Mis à jour le : 10.10.14

Quand elle est possible, la greffe de rein est le meilleur traitement de l’insuffisance rénale terminale.

Elle permet le plus souvent de restituer toutes les fonctions rénales. Cette méthode est privilégiée car elle améliore la qualité de vie du patient ainsi que son espérance de vie. Son rapport coût-bénéfice est aussi le plus intéressant pour la collectivité. En France, les reins prélevés sur des donneurs décédés constituent aujourd’hui la principale source de greffons (1).
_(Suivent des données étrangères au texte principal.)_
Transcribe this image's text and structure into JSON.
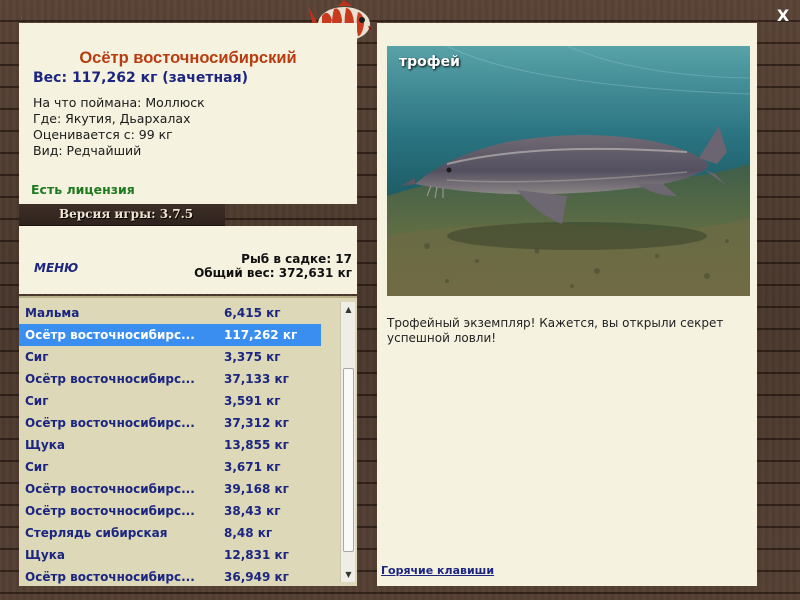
{
  "close_label": "X",
  "info": {
    "title": "Осётр восточносибирский",
    "weight": "Вес: 117,262 кг (зачетная)",
    "bait": "На что поймана: Моллюск",
    "location": "Где: Якутия, Дьархалах",
    "rated_from": "Оценивается с: 99 кг",
    "kind": "Вид: Редчайший",
    "license": "Есть лицензия"
  },
  "version": "Версия игры: 3.7.5",
  "menu": {
    "label": "МЕНЮ",
    "cage_count": "Рыб в садке: 17",
    "total_weight": "Общий вес: 372,631 кг"
  },
  "fish_list": [
    {
      "name": "Мальма",
      "weight": "6,415 кг"
    },
    {
      "name": "Осётр восточносибирс...",
      "weight": "117,262 кг"
    },
    {
      "name": "Сиг",
      "weight": "3,375 кг"
    },
    {
      "name": "Осётр восточносибирс...",
      "weight": "37,133 кг"
    },
    {
      "name": "Сиг",
      "weight": "3,591 кг"
    },
    {
      "name": "Осётр восточносибирс...",
      "weight": "37,312 кг"
    },
    {
      "name": "Щука",
      "weight": "13,855 кг"
    },
    {
      "name": "Сиг",
      "weight": "3,671 кг"
    },
    {
      "name": "Осётр восточносибирс...",
      "weight": "39,168 кг"
    },
    {
      "name": "Осётр восточносибирс...",
      "weight": "38,43 кг"
    },
    {
      "name": "Стерлядь сибирская",
      "weight": "8,48 кг"
    },
    {
      "name": "Щука",
      "weight": "12,831 кг"
    },
    {
      "name": "Осётр восточносибирс...",
      "weight": "36,949 кг"
    }
  ],
  "photo": {
    "label": "трофей",
    "description": "Трофейный экземпляр! Кажется, вы открыли секрет успешной ловли!"
  },
  "hotkeys_label": "Горячие клавиши",
  "colors": {
    "title": "#b83c10",
    "accent_text": "#1c2680",
    "license": "#1f7a1f",
    "selected_row": "#3a8ef0",
    "panel_bg": "#f5f2e0",
    "list_bg": "#dcd8b8"
  }
}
Mais, malgré l’accroissement du nombre de greffes rénales en France, le nombre de greffons disponibles reste très inférieur aux besoins. Le développement de la greffe rénale à partir de donneur vivant, en complément de la greffe à partir de donneur décédé, est une nécessité. S’appuyant sur le plan greffe 2012-2016, dont l’un des objectifs est de favoriser le développement des greffes à partir de donneur vivant, l’Agence de la biomédecine poursuit son travail d’information sur cette thérapeutique.

On peut vivre de façon tout à fait normale avec un seul rein.

Une personne vivante en bonne santé peut donc se porter volontaire pour donner un rein à un proche, dans les conditions définies par la loi française. C’est le don de rein de son vivant. En France, la greffe rénale à partir de donneur vivant augmente progressivement depuis le début des années 2000 mais reste modeste. Ce type de greffe a représenté 12 % des greffes de reins en 2012, soit 357 greffes rénales, en augmentation de 18% par rapport à 2011 (2). Le recours aux donneurs vivants varie beaucoup d’un pays autorisant ce don à l’autre. Il représente de 3 à 40 % des greffes rénales selon les choix de société et les conditions locales.